2.                                La recourante soutient que le projet litigieux visant à agrandir la construction existante est conforme à la destination de la zone agricole.

a) Selon l'art. 16 al. 1 LAT, les zones agricoles servent à garantir la base d'approvisionnement du pays à long terme, à sauvegarder le paysage et les espaces de délassement et à assurer l'équilibre écologique; elles devraient être maintenues autant que possible libres de toute construction en raison des différentes fonctions de la zone agricole. Elles comprennent les terrains qui se prêtent à l'exploitation agricole ou à l'horticulture productrice et sont nécessaires à l'accomplissement des différentes tâches dévolues à l'agriculture (let. a) et les terrains qui, dans l'intérêt général, doivent être exploités par l'agriculture (let. b). Régie par le principe de la non constructibilité, la zone agricole fait toutefois l'objet de deux catégories d'exceptions: pour les projets conformes à l'affectation de la zone agricole (art. 16a et 22 al. 2 let. a LAT), d'une part, et pour les projets non conformes à l'affectation mais satisfaisants aux conditions strictes posées par les art. 24 ss LAT, d'autre part (arrêt AC.2006.0180 du 5 décembre 2007 consid 2).

b) En vertu de l'art. 16a al. 1 1ère phrase LAT, sont conformes à l'affectation de la zone agricole les constructions et installations qui sont nécessaires à l'exploitation agricole ou à l'horticulture productrice. La notion d’entreprise agricole est définie par l’art. 7 de la loi fédérale sur le droit foncier rural du 4 octobre 1991 (LDFR, RS.211.412.11). En application de l’art. 16a al. 1 LAT, l'art. 34 al. 3 de l'ordonnance du 28 juin 2000 sur l'aménagement du territoire (OAT; RS 700.1) précise que sont conformes à l'affectation de la zone (agricole) "les constructions qui servent au logement indispensable à l'entreprise agricole, y compris le logement destiné à la génération qui prend sa retraite".

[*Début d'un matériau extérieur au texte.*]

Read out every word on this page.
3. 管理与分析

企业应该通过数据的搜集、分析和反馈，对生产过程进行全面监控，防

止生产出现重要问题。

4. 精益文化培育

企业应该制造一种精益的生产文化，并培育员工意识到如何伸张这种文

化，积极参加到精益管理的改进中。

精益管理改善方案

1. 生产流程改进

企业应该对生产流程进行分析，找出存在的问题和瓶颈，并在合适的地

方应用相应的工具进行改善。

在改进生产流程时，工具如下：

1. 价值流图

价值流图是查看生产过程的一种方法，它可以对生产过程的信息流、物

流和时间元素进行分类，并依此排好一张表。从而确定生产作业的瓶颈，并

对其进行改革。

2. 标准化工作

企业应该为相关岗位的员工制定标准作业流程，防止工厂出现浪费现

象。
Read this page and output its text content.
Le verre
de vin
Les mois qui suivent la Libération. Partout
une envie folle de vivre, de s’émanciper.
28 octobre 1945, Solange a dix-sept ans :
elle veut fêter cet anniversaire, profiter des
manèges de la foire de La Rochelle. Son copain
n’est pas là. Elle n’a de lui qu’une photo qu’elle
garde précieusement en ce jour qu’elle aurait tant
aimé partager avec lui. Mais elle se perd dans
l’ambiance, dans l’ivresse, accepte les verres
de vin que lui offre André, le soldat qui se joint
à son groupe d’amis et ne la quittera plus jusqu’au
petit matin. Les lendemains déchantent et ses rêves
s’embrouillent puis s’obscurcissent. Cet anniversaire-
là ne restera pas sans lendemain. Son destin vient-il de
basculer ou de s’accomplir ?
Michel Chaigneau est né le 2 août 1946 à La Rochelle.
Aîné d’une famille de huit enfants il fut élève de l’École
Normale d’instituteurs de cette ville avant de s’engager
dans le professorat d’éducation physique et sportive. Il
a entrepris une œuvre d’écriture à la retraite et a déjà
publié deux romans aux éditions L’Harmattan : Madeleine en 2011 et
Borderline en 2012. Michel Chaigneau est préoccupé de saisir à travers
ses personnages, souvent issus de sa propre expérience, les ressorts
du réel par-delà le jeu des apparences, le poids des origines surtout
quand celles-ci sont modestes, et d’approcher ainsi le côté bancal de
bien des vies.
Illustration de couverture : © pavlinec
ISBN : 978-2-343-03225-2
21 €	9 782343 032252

Cette réglementation reprend les principes dégagés par la jurisprudence de l'ancien art. 16 LAT en vigueur jusqu'au 31 août 2000 (cf. ATF 1C_127/2009 du 2 septembre 2009 consid. 2.2 et les références citées; 1A.205/2004 du 11 février 2005, publié in RDAF 2005 I 365, consid. 3.3; 1A.19./2001 du 22 août 2001 consid. 3b in: ZBl 103/2002 p. 582). Un logement est ainsi réputé conforme à la zone agricole à condition notamment que la présence permanente sur le domaine du chef d'exploitation et des personnes concernées soit indispensable en fonction des tâches de surveillance nécessitées par le type d'exploitation, et que la zone à bâtir la plus proche soit très éloignée et d'un accès difficile (cf. ATF 125 III 175 consid. 2b p. 177; 121 II 67 consid. 3a p. 69, 121 II 307 consid. 5 p. 312 et les références citées; voir aussi ATF 125 III 175 consid. 2b; 1C_136/2009 du 4 novembre 2011 consid. 4.1; 1C_127/2009 du 2 septembre 2009 consid. 2.2; 1C_67/2007 du 20 septembre 2007 consid. 3.1; arrêts AC.2008.0241 du 26 janvier 2011 consid. 2; AC.2006.0180 du 5 décembre 2007 consid. 3; Piermarco Zen-Ruffinen/Christine Guy-Ecabert, Aménagement du territoire, construction, expropriation, Berne, 2001, p. 246). Il en résulte en pratique que la création en zone agricole d'un logement conforme à cette zone n'est guère admissible que si l'importance du bétail détenu sur place le justifie (arrêt AC.2008.0241 du 26 janvier 2011 consid. 2).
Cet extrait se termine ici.